The Japanese Slang Everyone Is Talking About Is “Oya-Gacha”

The Japanese Slang Everyone Is Talking About Is “Oya-Gacha”
Capsule toys only cost a few bucks. Children cost much more. (Photo: BEHROUZ MEHRI/AFP, Getty Images)

In Japan, gacha machines are those ubiquitous capsule vending machines that dispense random prizes. The concept hasn’t only evolved into video games, but also into Japanese slang oya-gacha. What parents you get, like random items, are really the luck of the draw.

Oya-gacha, or “parent gacha,” is currently a big buzzword in Japan. As Abema explains, the idea is that children do not get to choose their parents. Some might get ideal parents, and the slang would be, “I won the parent gacha,” while those who did not could say they lost it. Not everyone can get the super rare, powerful items in gacha games — or in real life.

Online and on Japanese television, there are arguments for and against the term. Website All About, for example, asked if oya-gacha was rude or disrespectful, because it shifts the blame from the kids to luck so they’re not at fault for how they lives turn out. They just drew bad parents. Others say the term underscores obvious disparities that are based on wealth and opportunity.

(The opposite of oya-gacha is ko-gacha or “kid gacha,” with parents lamenting their children.)

As in many countries, the financial burden that is put on parents is immense. It’s expensive to send children to cram schools, which are seen as a necessity to help them gain admittance to top high schools and universities. In Japan, families with higher incomes are better able to do this, providing opportunities for their children to enter better schools. Nikkan Span reports that over sixty per cent of Tokyo University students come from homes where the average family income is above $US86,000 ($118,448). That’s nearly double the national average of $US46,372 ($63,868). Abema adds that only around ten per cent of Tokyo University students come from homes with family incomes of less than $US32,000 ($44,074).

Japan has a large middle class, but that doesn’t mean it lacks sharp class differences. This is a country that has historically had a highly stratified society — and even an “untouchable” class that is still discriminated against.

Those who have become successful, no doubt, put in hard work, but as one commentator on Abema pointed out, sometimes those people mistakenly think they did everything by themselves. Wealth and opportunity are generational. They create cycles and headstarts.

The Japanese entertainment industry is filled with the children of celebrities.

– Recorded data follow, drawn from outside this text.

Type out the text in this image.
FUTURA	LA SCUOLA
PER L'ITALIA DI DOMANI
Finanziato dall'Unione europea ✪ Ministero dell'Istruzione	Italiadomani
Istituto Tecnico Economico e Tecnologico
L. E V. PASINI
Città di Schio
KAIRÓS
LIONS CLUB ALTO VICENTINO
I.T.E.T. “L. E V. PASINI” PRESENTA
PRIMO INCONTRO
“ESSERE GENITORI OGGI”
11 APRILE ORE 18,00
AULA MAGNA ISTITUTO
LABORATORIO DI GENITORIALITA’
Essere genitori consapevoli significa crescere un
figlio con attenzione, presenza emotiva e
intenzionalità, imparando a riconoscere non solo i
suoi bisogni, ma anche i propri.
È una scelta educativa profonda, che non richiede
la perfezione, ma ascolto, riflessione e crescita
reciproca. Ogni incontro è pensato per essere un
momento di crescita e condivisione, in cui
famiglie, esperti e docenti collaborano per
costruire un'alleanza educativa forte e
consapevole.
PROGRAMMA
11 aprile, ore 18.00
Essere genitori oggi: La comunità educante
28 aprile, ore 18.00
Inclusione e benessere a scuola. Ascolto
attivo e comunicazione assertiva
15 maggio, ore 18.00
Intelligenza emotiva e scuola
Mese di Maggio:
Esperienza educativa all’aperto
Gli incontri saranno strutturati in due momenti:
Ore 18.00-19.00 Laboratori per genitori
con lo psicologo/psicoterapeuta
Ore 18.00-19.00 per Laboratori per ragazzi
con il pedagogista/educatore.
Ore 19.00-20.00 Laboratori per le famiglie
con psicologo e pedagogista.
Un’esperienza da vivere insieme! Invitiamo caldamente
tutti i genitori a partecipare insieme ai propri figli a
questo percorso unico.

As in the U.S., many, if not most, of these oya-gacha winners are simply famous because their parents are. But these aren’t the only winners. It could also just mean being from what’s considered futsuu in Japanese — or “normal.”

In an article on Diamond Online, Hiroyuki Nishimura, founder of 2ch and current owner of 4chan, pointed out that nearly everything in life is gacha. School, work, and marriage all have a luck component, explained Nishimura. That doesn’t mean everyone realises this. “Essentially, those in good circumstances don’t show gratitude,” he said. According to Nishimura, those who are born into regular families, live regular lives, and are able to buy regular things do not feel like they’ve won the oya-gacha.

Continuing, Nishimura explained that the reason why the word “gacha” is used, he added, is that the central premise is dissatisfaction. If parents are alcoholics, dishonest, or bullies, the way to avoid this psychologically, is by writing off the family situation to a bad oya-gacha. “Because of that, I think it’s incredibly arrogant that those blessed with normal lives and families are saying the term oya-gacha term is rude.” For Nishimura, winning the oya-gacha doesn’t mean being the elite of the elite, but rather, living a regular life.

“This question is for those who realised they’ve lost the oya-gacha, what kind of life are they going to live?” asked Nishimura, adding that video games are more interesting on hard mode. Filial piety is not necessary, and many have cut relations with their parents, he added, saying that those suffering abuse need to reach out to organisations for help. “For the time being,” said Nishimura, “start living for yourself.”